Dado o lugar do Brasil no mundo – não só em termos geográficos, mas culturais –,

é comum que aos museus do País reste apresentar esse tipo de exposição. Nesse sentido, o simples fato de não ser terceirizada tornaria Francis Bacon: A Beleza da Carne, em cartaz no Museu de Arte de São Paulo (Masp), um acontecimento relevante. Mas a mostra é, ainda, a primeira individual de Francis Bacon (1909-1992) realizada no Brasil.

A Beleza da Carne foi montada a partir de um recorte curatorial que insere o artista na representação queer e tornou-se possível a partir de um complexo trabalho de pesquisas e empréstimos realizado pela equipe liderada por Adriano Pedrosa, diretor artístico da instituição.

Até 28 de julho, estarão reunidos no 1º andar do edifício projetado por Lina Bo Bardi (1914-1992), na Avenida Paulista, 24 quadros produzidos pelo pintor irlandês ao longo de quatro décadas – desde o início de sua carreira até os anos 1980.

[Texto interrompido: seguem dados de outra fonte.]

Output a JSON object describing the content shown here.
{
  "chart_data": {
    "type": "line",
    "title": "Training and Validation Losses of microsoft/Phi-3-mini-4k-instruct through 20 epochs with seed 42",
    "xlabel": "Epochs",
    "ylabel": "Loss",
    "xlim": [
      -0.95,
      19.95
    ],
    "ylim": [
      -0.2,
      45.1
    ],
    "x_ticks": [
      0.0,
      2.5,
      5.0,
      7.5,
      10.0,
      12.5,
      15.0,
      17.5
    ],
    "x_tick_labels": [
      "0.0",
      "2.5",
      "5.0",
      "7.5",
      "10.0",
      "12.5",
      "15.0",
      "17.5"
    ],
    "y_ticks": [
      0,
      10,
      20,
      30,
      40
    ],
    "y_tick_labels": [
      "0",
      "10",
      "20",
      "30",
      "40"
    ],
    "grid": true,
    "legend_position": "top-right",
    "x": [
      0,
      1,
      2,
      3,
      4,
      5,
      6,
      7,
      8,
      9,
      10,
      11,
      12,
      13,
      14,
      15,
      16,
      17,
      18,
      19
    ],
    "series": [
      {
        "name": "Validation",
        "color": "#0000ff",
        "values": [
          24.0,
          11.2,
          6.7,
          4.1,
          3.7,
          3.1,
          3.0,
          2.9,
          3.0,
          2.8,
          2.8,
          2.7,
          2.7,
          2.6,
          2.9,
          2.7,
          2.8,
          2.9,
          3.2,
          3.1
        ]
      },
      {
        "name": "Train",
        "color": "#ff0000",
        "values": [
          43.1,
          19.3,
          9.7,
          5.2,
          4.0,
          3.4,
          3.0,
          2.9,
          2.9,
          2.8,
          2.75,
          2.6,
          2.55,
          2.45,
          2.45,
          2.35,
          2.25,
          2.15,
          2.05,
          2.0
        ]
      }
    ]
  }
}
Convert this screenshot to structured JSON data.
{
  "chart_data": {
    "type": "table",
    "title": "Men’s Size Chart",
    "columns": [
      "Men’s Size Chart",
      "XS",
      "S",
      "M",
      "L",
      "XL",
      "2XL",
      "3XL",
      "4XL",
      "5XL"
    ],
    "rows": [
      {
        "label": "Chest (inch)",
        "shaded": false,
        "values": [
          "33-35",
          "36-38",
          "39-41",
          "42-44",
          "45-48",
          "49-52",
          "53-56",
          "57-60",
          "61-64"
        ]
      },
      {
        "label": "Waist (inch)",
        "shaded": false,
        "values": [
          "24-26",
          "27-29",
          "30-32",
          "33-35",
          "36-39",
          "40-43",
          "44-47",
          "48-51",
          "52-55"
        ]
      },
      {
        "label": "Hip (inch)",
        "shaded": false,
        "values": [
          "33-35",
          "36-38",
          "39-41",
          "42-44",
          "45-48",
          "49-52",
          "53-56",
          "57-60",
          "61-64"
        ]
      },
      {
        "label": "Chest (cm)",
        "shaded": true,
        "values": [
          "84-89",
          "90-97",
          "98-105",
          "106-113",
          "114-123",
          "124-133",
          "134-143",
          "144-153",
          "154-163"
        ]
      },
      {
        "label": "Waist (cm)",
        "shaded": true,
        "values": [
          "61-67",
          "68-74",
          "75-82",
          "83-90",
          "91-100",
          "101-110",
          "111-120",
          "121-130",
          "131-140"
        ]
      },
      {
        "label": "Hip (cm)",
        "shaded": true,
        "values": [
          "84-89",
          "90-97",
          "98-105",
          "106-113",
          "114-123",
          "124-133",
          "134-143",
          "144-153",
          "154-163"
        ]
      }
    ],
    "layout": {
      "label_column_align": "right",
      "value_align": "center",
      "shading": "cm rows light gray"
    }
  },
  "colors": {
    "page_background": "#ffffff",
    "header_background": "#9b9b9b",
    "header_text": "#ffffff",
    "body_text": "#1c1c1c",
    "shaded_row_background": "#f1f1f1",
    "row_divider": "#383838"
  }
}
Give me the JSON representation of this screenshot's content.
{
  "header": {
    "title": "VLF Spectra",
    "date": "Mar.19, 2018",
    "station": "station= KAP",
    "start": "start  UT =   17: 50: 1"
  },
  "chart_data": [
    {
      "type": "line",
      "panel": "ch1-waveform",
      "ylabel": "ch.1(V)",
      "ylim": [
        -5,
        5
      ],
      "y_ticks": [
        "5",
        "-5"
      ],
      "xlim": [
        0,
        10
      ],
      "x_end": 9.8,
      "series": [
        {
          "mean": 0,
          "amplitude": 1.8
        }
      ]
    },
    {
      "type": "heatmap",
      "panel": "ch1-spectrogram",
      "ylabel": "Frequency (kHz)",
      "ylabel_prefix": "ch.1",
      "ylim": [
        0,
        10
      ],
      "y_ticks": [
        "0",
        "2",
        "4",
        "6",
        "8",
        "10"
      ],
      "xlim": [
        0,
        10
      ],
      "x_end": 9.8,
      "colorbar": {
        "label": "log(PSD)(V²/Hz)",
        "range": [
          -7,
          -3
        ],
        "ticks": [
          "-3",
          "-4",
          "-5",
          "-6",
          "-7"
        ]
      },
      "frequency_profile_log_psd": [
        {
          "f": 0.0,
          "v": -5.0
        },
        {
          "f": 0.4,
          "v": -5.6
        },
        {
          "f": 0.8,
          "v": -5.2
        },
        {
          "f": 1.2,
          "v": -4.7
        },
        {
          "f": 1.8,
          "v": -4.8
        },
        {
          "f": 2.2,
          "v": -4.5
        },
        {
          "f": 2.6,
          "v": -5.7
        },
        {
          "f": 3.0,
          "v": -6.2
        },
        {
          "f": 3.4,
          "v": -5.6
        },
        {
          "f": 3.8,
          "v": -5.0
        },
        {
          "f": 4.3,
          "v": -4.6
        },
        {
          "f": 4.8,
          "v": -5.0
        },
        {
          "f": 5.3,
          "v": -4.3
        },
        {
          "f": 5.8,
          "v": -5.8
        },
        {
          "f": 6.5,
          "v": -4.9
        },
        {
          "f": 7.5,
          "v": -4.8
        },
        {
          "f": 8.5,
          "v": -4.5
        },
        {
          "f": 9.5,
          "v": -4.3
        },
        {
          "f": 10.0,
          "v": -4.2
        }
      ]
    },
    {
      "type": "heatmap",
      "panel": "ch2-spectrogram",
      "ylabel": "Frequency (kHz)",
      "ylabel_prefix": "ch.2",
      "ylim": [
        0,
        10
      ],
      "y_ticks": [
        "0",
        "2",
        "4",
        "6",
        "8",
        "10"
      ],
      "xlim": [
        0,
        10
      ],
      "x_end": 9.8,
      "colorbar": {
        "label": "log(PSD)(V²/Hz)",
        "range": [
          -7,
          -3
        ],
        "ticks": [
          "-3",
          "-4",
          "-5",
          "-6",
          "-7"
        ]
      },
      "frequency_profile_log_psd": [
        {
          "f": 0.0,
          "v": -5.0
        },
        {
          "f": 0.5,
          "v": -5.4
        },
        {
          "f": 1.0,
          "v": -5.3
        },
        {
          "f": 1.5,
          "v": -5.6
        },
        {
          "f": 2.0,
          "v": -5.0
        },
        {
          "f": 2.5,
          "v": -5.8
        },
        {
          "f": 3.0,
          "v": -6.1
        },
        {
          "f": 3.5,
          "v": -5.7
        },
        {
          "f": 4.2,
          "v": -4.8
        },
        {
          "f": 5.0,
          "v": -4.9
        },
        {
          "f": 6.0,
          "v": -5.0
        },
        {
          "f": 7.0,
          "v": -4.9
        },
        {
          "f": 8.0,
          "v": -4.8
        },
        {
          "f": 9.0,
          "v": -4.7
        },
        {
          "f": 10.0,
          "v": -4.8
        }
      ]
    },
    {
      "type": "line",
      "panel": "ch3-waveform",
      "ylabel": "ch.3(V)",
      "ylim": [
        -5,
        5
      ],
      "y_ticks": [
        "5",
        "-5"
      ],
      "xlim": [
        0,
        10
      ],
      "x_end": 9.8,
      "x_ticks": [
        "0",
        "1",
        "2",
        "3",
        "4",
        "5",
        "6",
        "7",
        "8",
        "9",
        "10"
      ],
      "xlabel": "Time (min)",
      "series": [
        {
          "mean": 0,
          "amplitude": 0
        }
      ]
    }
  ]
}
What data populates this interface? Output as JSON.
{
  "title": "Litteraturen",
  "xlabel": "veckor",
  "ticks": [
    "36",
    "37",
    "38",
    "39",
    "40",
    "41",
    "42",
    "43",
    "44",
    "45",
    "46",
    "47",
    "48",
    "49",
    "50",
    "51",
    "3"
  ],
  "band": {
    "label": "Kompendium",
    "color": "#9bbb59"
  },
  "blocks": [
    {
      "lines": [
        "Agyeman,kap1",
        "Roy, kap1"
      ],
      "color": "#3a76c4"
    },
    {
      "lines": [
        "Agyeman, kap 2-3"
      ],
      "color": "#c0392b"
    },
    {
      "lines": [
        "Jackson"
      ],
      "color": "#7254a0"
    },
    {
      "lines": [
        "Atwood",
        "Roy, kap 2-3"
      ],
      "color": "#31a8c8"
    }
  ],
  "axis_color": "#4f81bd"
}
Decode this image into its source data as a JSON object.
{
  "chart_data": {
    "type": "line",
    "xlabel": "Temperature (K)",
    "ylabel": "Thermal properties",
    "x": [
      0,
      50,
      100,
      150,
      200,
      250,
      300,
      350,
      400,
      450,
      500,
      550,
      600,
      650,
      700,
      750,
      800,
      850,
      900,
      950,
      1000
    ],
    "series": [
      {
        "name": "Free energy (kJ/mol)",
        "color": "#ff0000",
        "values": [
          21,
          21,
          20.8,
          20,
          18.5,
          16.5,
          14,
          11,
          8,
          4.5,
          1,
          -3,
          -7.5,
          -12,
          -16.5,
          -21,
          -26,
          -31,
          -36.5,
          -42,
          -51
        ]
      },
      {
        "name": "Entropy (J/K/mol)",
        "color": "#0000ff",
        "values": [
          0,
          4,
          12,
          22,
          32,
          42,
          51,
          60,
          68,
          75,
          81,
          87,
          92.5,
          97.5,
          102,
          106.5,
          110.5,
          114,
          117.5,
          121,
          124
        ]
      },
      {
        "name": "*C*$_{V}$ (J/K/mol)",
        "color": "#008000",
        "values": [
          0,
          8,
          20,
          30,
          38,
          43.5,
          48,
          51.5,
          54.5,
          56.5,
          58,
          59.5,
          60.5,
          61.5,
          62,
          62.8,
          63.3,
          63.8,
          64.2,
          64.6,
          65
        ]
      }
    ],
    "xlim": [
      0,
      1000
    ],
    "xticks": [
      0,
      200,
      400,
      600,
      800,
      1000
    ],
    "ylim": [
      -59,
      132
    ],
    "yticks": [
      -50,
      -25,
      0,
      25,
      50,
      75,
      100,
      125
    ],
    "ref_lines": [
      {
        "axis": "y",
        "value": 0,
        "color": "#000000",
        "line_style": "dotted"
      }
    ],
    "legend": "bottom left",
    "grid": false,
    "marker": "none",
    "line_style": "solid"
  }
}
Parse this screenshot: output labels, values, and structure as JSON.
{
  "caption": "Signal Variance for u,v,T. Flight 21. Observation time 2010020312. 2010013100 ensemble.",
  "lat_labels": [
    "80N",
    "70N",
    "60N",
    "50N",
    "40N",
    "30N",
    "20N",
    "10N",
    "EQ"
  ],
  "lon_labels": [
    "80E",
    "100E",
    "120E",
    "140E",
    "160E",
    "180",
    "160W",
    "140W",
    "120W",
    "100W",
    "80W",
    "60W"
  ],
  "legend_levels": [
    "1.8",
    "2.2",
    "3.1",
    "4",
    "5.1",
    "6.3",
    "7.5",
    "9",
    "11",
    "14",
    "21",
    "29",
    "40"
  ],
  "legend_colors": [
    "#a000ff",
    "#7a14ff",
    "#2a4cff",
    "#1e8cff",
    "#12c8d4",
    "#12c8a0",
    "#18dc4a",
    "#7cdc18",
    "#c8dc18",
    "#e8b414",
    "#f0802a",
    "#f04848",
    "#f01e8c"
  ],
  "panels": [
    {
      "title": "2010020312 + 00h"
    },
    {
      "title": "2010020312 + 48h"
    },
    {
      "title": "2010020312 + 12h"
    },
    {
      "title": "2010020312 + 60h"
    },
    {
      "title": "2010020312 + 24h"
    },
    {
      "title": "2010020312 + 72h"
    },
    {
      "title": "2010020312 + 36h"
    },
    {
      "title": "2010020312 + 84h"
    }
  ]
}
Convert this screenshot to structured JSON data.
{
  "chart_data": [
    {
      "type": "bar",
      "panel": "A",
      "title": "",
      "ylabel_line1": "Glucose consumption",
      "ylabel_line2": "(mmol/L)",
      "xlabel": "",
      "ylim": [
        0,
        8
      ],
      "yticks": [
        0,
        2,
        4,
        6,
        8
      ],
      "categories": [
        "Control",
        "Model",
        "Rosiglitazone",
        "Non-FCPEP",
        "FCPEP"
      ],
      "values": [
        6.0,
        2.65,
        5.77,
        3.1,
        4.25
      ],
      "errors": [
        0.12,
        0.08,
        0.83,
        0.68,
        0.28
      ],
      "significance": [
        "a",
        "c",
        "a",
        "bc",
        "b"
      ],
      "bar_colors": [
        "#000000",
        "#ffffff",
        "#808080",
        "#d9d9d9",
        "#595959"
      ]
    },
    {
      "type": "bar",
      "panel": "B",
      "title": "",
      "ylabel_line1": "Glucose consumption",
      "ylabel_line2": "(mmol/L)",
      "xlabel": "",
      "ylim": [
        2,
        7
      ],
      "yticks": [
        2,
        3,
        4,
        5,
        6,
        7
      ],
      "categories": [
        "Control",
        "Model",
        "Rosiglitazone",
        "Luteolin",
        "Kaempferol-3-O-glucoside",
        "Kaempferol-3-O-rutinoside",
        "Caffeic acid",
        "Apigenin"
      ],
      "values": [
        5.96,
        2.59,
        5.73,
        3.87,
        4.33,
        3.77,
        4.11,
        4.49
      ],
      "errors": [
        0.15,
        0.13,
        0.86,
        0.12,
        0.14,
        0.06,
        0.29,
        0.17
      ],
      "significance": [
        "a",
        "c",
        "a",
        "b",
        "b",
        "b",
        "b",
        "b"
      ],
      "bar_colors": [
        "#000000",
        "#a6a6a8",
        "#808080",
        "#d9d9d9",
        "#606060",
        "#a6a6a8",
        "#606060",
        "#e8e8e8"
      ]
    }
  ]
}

Os trabalhos vieram de instituições como a Tate, de Londres, o Museu de Arte Moderna e o Metropolitan Museum, em Nova York, o Stedelijk Museum, em Amsterdã, e a Fondation Beyeler, em Basel, na Suíça. Quase todos viajaram acompanhados de um courier – profissional que só sai de perto do quadro depois de vê-lo pendurado na parede do museu para o qual foi emprestado.

No catálogo produzido pelo Masp, composto de textos inéditos, pautados especialmente pela releitura de Bacon a partir de sua homossexualidade, a exposição é contextualizada também dentro da própria história do museu. Seu diretor-fundador, Pietro Maria Bardi (1900-1999), construiu, desde meados da década de 1940, uma coleção baseada na arte figurativa e, em especial, em representações humanas.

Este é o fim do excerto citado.